Un foie de cochon greffé sur un homme en état de mort cérébrale a fonctionné parfaitement pendant dix jours, une avancée majeure qui confirme la compatibilité possible entre espèces. Le 10 mars 2024, à l’hôpital Xijing de Xi’an, en Chine, une équipe de chirurgiens a réalisé une greffe d’organe innovante. Un foie génétiquement modifié provenant d’un porc a été implanté avec succès dans le corps d’un patient.

- Un foie de porc greffé sur un patient
- Moins de mille personnes en attente d'une greffe hépatique en France
- Utilisation de gènes humains pour favoriser la compatibilité
- À venir : essais cliniques pour des patients vivants
Pourquoi la greffe de foie de porc représente-t-elle une solution urgente ?
La greffe hépatique est souvent perçue comme une course contre la montre. Actuellement, plus de 1 300 personnes sont en attente d’une transplantation hépatique en France selon l’Agence de la biomédecine. Malheureusement, tous les patients ne trouvent pas de donneur à temps.
Les xénogreffes, ou greffes d’organes provenant d’autres espèces comme le porc, s’avèrent être une solution prometteuse. Les organes des porcs présentent des caractéristiques similaires aux organes humains : leur taille est comparable et ils se reproduisent rapidement. De plus, les porcs sont déjà utilisés dans divers domaines médicaux tels que la production d’insuline et les valves cardiaques.

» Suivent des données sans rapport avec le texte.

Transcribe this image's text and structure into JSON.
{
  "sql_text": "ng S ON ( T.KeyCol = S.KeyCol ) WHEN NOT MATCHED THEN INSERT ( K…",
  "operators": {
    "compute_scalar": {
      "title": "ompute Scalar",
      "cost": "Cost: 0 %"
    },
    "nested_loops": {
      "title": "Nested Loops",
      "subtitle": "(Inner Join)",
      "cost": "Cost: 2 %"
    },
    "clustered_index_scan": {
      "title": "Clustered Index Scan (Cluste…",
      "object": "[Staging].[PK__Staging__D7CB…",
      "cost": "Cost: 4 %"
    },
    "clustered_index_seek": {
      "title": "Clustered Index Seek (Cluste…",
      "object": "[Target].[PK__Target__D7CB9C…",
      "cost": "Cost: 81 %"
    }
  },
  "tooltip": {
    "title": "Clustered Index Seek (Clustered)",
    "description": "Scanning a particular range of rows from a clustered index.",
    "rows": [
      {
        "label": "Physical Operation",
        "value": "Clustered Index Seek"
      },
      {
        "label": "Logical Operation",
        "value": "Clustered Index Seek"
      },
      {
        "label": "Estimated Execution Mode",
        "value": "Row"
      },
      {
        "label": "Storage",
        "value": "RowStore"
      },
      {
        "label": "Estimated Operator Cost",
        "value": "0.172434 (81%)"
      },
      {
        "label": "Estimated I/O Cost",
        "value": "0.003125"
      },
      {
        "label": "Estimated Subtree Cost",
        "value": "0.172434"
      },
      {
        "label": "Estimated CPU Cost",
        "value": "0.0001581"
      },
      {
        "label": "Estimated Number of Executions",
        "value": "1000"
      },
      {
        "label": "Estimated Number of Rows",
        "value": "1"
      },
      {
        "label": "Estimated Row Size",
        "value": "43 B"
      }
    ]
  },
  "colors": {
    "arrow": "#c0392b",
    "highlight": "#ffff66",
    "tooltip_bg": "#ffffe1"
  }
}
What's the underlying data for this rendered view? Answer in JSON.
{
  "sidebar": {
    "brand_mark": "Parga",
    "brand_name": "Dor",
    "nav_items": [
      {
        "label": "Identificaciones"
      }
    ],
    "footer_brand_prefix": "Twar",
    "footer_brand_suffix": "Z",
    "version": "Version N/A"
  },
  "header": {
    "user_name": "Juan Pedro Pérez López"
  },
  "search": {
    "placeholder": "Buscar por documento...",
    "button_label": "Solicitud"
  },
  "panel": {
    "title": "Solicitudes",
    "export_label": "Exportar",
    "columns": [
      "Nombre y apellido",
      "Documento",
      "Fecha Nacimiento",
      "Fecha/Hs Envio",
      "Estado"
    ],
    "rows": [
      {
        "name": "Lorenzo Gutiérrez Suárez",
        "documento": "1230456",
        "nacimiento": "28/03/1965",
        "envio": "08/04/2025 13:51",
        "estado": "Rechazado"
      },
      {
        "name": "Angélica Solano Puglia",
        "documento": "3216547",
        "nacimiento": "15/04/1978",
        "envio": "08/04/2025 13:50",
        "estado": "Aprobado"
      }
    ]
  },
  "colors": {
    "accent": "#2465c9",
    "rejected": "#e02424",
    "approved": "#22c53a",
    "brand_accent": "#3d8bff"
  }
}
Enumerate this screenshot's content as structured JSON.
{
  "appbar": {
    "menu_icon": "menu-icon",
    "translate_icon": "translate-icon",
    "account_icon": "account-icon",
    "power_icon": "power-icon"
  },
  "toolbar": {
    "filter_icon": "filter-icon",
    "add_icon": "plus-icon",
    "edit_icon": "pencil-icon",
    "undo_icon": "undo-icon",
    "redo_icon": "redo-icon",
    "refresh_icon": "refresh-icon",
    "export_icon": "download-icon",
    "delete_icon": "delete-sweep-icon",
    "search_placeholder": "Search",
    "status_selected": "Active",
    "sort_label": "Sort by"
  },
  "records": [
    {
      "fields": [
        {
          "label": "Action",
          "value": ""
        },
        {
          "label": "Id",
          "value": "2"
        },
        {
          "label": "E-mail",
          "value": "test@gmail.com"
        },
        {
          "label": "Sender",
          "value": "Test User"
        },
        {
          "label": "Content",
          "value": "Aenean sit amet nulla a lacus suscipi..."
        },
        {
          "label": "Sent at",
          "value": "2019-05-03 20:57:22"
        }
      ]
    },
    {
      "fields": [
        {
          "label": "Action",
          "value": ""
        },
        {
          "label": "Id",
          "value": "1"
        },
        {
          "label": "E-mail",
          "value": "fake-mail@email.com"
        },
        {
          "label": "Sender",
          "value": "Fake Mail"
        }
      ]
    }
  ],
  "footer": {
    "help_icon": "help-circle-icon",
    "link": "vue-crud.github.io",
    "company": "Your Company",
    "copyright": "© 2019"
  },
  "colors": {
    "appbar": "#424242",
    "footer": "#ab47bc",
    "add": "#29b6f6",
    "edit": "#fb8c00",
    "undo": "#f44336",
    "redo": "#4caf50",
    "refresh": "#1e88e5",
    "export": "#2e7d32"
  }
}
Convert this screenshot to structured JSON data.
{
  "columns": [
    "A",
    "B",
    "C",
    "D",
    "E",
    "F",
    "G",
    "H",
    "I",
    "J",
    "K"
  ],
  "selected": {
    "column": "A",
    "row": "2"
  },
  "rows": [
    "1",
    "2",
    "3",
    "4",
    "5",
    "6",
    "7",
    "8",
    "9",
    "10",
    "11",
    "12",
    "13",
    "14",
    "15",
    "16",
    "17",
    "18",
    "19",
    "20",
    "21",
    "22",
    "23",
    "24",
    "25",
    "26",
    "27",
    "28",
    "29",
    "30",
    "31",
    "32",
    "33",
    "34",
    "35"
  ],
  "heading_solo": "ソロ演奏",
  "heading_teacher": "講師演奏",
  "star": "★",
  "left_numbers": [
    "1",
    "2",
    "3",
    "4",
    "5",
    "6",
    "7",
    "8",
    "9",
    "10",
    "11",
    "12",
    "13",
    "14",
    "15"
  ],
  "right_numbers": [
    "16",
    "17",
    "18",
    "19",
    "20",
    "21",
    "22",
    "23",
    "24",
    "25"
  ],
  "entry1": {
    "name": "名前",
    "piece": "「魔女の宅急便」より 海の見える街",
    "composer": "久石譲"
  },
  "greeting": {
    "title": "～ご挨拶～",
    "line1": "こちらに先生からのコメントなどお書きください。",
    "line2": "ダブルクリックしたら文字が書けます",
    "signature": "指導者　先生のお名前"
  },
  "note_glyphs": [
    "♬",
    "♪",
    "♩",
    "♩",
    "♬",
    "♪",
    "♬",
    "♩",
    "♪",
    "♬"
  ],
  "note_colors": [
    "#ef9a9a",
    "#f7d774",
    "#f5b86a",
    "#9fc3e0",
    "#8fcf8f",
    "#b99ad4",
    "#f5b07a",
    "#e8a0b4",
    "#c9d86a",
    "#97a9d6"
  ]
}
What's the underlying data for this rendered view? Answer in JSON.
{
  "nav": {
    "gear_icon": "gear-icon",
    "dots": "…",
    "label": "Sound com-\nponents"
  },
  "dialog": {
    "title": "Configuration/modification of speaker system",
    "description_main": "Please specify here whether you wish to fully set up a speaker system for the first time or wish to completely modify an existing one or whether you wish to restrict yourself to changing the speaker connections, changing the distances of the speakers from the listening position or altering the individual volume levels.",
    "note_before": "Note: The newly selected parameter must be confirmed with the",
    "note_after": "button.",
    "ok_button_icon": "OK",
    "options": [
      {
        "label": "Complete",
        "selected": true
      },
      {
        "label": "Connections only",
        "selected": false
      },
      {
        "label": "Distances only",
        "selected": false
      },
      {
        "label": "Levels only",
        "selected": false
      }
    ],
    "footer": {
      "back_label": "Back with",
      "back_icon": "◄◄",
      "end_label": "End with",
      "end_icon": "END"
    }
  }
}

Les avancées scientifiques derrière cette greffe innovante
Pour cette opération historique, les chercheurs ont utilisé un foie miniature issu d’un porc dont six gènes ont été modifiés pour éviter que le système immunitaire humain ne rejette l’organe. Certains gènes humains ont également été intégrés afin de favoriser la compatibilité.
Cette méthode alliant génie génétique et xénogreffe n’est pas nouvelle mais atteint ici un niveau sans précédent. Bien que des essais précédents aient concerné des cœurs et des reins de porc sans succès significatif, le défi posé par le foie était bien plus complexe jusqu’à présent.
Quels sont les défis à surmonter après cette première réussite ?
Bien que ce foie ait fonctionné correctement pendant dix jours chez un patient en état critique, il reste beaucoup à faire avant que cette technique puisse être envisagée pour traiter des patients vivants. L’objectif principal était simplement de tester la viabilité du foie animal plutôt que d’offrir un traitement immédiat.
De nombreux défis demeurent : il faudra prévenir les rejets à long terme, éviter les infections ainsi que toute transmission potentielle de maladies animales et garantir un fonctionnement durable du greffon.
Des essais cliniques impliquant des patients vivants sont déjà prévus aux États-Unis et en Chine afin d’explorer davantage ces possibilités.
Un futur prometteur pour les transplantations hépatiques grâce aux xénogreffes
Il est crucial de noter qu’actuellement chaque année, plusieurs centaines de patients perdent la vie faute de recevoir une greffe à temps. Si les transplantations hépatiques utilisant des foies porcins deviennent viables sur le long terme, cela pourrait sauver des milliers vies tout en rendant ce type médical moins dépendant du don humain.
Cependant, encore beaucoup doit être accompli avant qu’une telle pratique soit généralisée ; cela nécessite du temps ainsi qu’une recherche approfondie suivie par divers tests cliniques rigoureux pour assurer sécurité et efficacité.
Ce premier pas vers l’intégration réussie du porc dans le processus médical est monumental et ouvre un avenir radicalement différent pour ceux qui attendent désespérément un organe compatible.
A SAVOIR :
La xénotransplantation est étudiée depuis plusieurs décennies comme une issue potentielle face au manque chronique d’organes humains disponibles pour transplantation.